The truth is parts of us are dying all the time. You probably just lost half a million or so cells just listening to me. See, I’m talking you to death. We all lose about 100,000 cells per second. Fortunately, just a many cells are being reproduced in a healthy body. Healthy bodies have this constant cycle of dying cells and rebirth of new ones. Some scientists say that we are regenerated every seven years, which is an enormous relief to me. Apparently, cells that don’t die off in the normal cycle are a real problem. These cells are related to diseases like cancer and become problematic because they get in the way and block healthy development of the body.
(See Science Watch, March/April 2000 if you are scientifically inclined. http://www.sciencewatch.com/march-april2000/sw_march-april2000_page3.htm
I believe this is true in the spiritual and emotional life as well. “Those who love their life will lose it, but those who love their lives for my sake will save it.” Our failure to let go and let some things die is a primary spiritual disease, for new life can’t come without some death.

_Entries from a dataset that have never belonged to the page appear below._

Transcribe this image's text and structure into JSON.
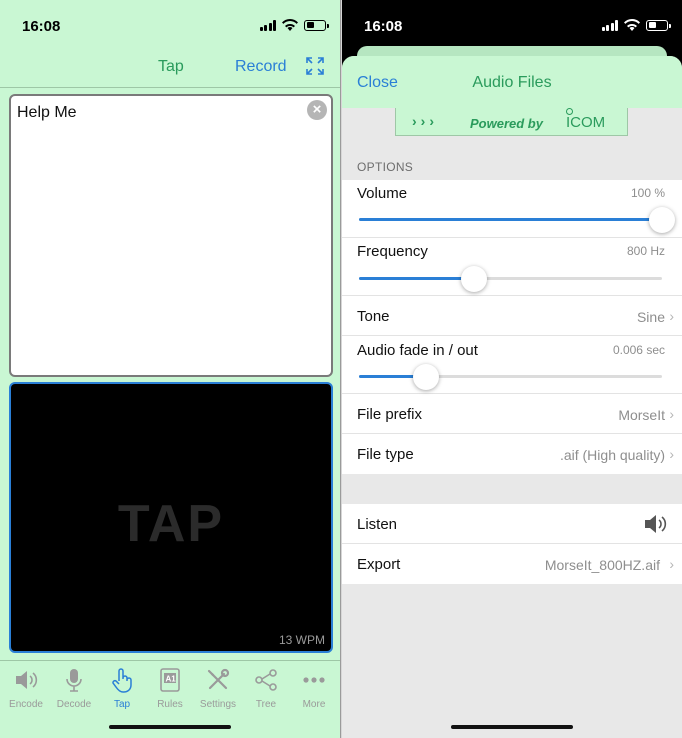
{
  "left": {
    "status": {
      "time": "16:08"
    },
    "toolbar": {
      "tap_label": "Tap",
      "record_label": "Record"
    },
    "message": {
      "text": "Help Me"
    },
    "tap_pad": {
      "watermark": "TAP",
      "speed": "13 WPM"
    },
    "tabs": [
      {
        "label": "Encode",
        "icon": "speaker-icon"
      },
      {
        "label": "Decode",
        "icon": "microphone-icon"
      },
      {
        "label": "Tap",
        "icon": "hand-pointer-icon",
        "active": true
      },
      {
        "label": "Rules",
        "icon": "rules-icon"
      },
      {
        "label": "Settings",
        "icon": "tools-icon"
      },
      {
        "label": "Tree",
        "icon": "tree-icon"
      },
      {
        "label": "More",
        "icon": "ellipsis-icon"
      }
    ]
  },
  "right": {
    "status": {
      "time": "16:08"
    },
    "header": {
      "close_label": "Close",
      "title": "Audio Files"
    },
    "banner": {
      "chevrons": "›››",
      "powered_by": "Powered by",
      "brand": "ICOM"
    },
    "options_header": "OPTIONS",
    "options": {
      "volume": {
        "label": "Volume",
        "value": "100 %",
        "level": 1.0
      },
      "frequency": {
        "label": "Frequency",
        "value": "800 Hz",
        "level": 0.38
      },
      "tone": {
        "label": "Tone",
        "value": "Sine"
      },
      "fade": {
        "label": "Audio fade in / out",
        "value": "0.006 sec",
        "level": 0.22
      },
      "prefix": {
        "label": "File prefix",
        "value": "MorseIt"
      },
      "filetype": {
        "label": "File type",
        "value": ".aif (High quality)"
      }
    },
    "actions": {
      "listen": {
        "label": "Listen",
        "icon": "speaker-icon"
      },
      "export": {
        "label": "Export",
        "value": "MorseIt_800HZ.aif"
      }
    }
  },
  "colors": {
    "accent_blue": "#2a7fd6",
    "accent_green": "#2a9b5c",
    "mint_background": "#c9f7d3"
  }
}
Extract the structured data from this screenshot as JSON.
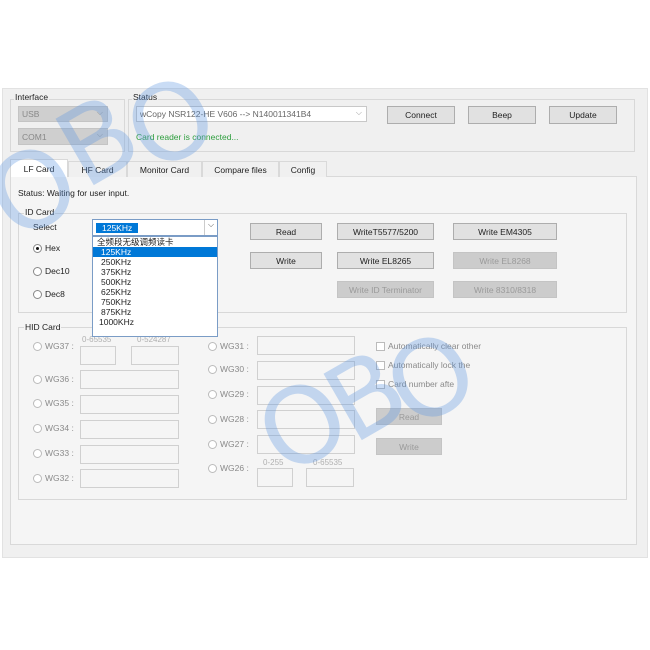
{
  "interface": {
    "label": "Interface",
    "port_type": "USB",
    "port": "COM1"
  },
  "status": {
    "label": "Status",
    "device": "wCopy NSR122-HE V606 --> N140011341B4",
    "message": "Card reader is connected...",
    "message_color": "#2e9e3e"
  },
  "top_buttons": {
    "connect": "Connect",
    "beep": "Beep",
    "update": "Update"
  },
  "tabs": [
    {
      "label": "LF Card",
      "active": true
    },
    {
      "label": "HF Card"
    },
    {
      "label": "Monitor Card"
    },
    {
      "label": "Compare files"
    },
    {
      "label": "Config"
    }
  ],
  "panel_status": "Status: Waiting for user input.",
  "id_card": {
    "label": "ID Card",
    "select_label": "Select",
    "selected": "125KHz",
    "options": [
      "全频段无级调频读卡",
      "125KHz",
      "250KHz",
      "375KHz",
      "500KHz",
      "625KHz",
      "750KHz",
      "875KHz",
      "1000KHz"
    ],
    "formats": [
      {
        "label": "Hex",
        "checked": true
      },
      {
        "label": "Dec10"
      },
      {
        "label": "Dec8"
      }
    ],
    "buttons": {
      "read": "Read",
      "write_t5577": "WriteT5577/5200",
      "write_em4305": "Write EM4305",
      "write": "Write",
      "write_el8265": "Write EL8265",
      "write_el8268": "Write EL8268",
      "write_id_terminator": "Write ID Terminator",
      "write_8310": "Write 8310/8318"
    }
  },
  "hid_card": {
    "label": "HID Card",
    "wg37": "WG37 :",
    "wg37_hint1": "0-65535",
    "wg37_hint2": "0-524287",
    "left": [
      "WG36 :",
      "WG35 :",
      "WG34 :",
      "WG33 :",
      "WG32 :"
    ],
    "right": [
      "WG31 :",
      "WG30 :",
      "WG29 :",
      "WG28 :",
      "WG27 :"
    ],
    "wg26": "WG26 :",
    "wg26_hint1": "0-255",
    "wg26_hint2": "0-65535",
    "checkboxes": [
      "Automatically clear other",
      "Automatically lock the",
      "Card number afte"
    ],
    "read": "Read",
    "write": "Write"
  },
  "watermark": [
    "O",
    "B",
    "O"
  ],
  "accent": "#0078d7"
}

The inability to forgive, or holding on to a grudge, leads to death of relationship while anger and bitterness ravage the spirit like a cancer. To reach the place of forgiveness feels like a small death within the self. It means letting go of my right to retribution, or my sense that I was right all along, or that someone has to suffer like I did for things to be right again.

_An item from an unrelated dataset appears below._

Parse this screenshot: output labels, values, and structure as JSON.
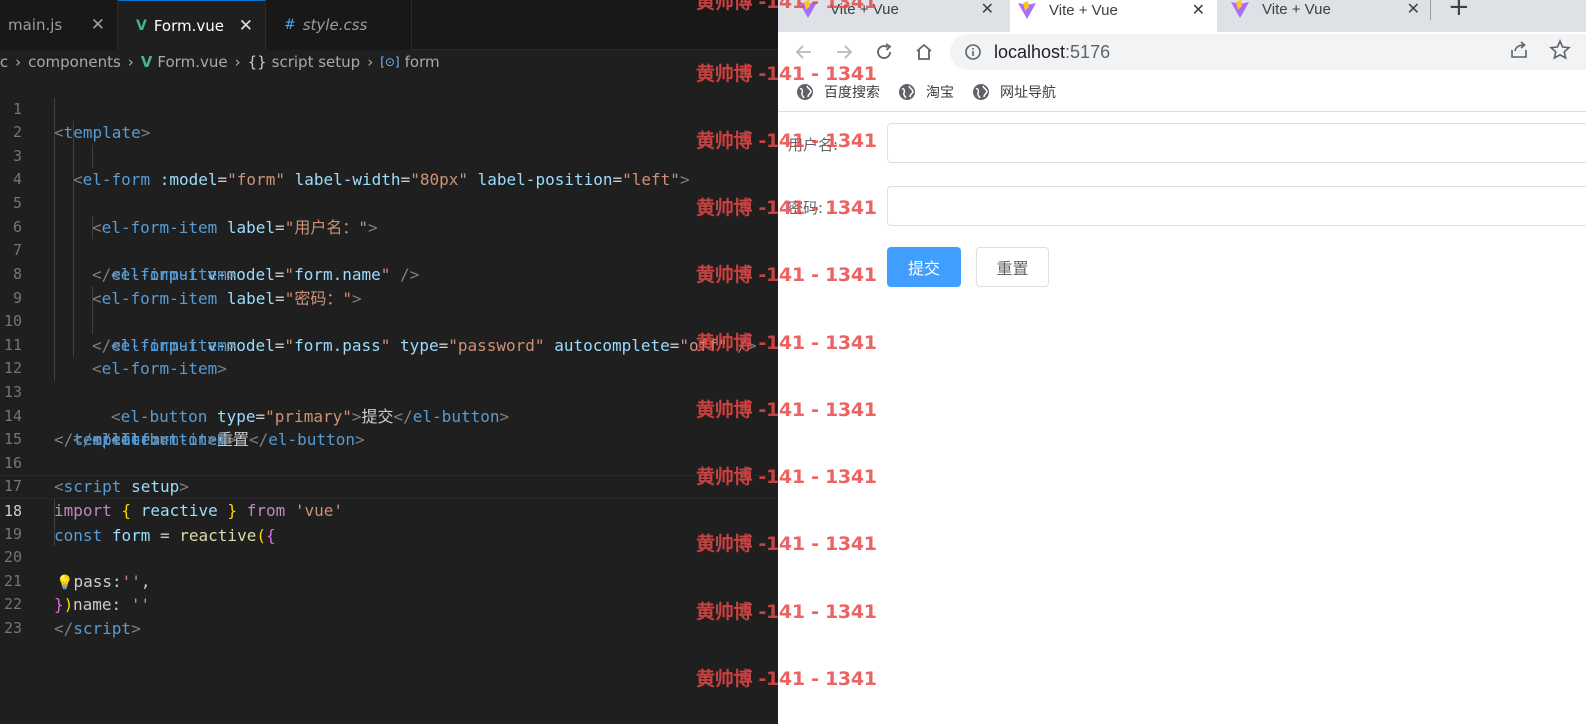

Holding on to regrets strangles hope before it can lift us to new life. Trying to control events and other people leads to frustration, excessive stress, and exhaustion. Letting go of things we cannot control is a spiritual exercise in the art of dying so that new life may abound.
We may even need to let God die. The truth is this-few people get God right the first time, or ever. Sometimes our God is too small and we will stop believing in that deity when it no longer works. That God must die in order to know the true living God. Do you know what the early Christians in John’s day were called? Atheists! Why? Because they didn’t believe in the Roman gods. Apollo, Mercury and Saturn were gods once, now they are just cars.

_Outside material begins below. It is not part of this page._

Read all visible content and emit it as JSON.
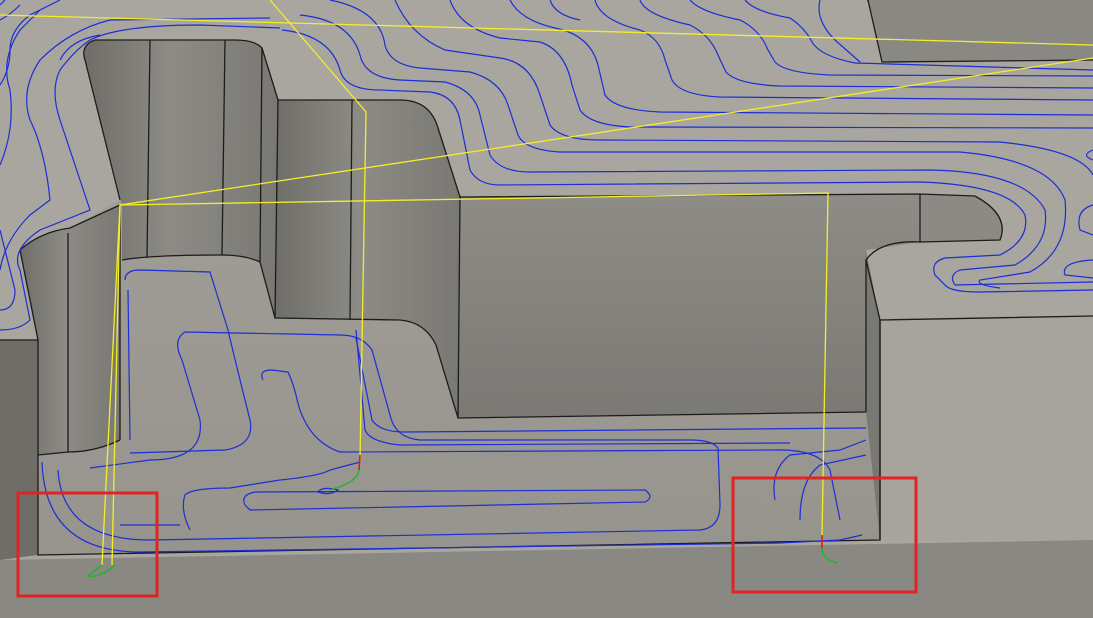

On the cross there really is a death of God. The God of law, the god of angry violence, the punishing god people fear, that God, who really only exists in our fears and self-judgment, maybe that God died with Jesus on the cross, so that we might know the living God who is reckless with love, who abounds in grace, who is broken-hearted in the death of Jesus, and who suffers when we suffer. The God who is separate and sovereign and removed for us is a necessary death, so that we may know the God that is with us, for us, and ahead of us. That is a God I could lose my life for, a life that doesn’t measure up anyway. Losing that life might just save me for a real life. So what have you got to lose? Really, what do you have to lose?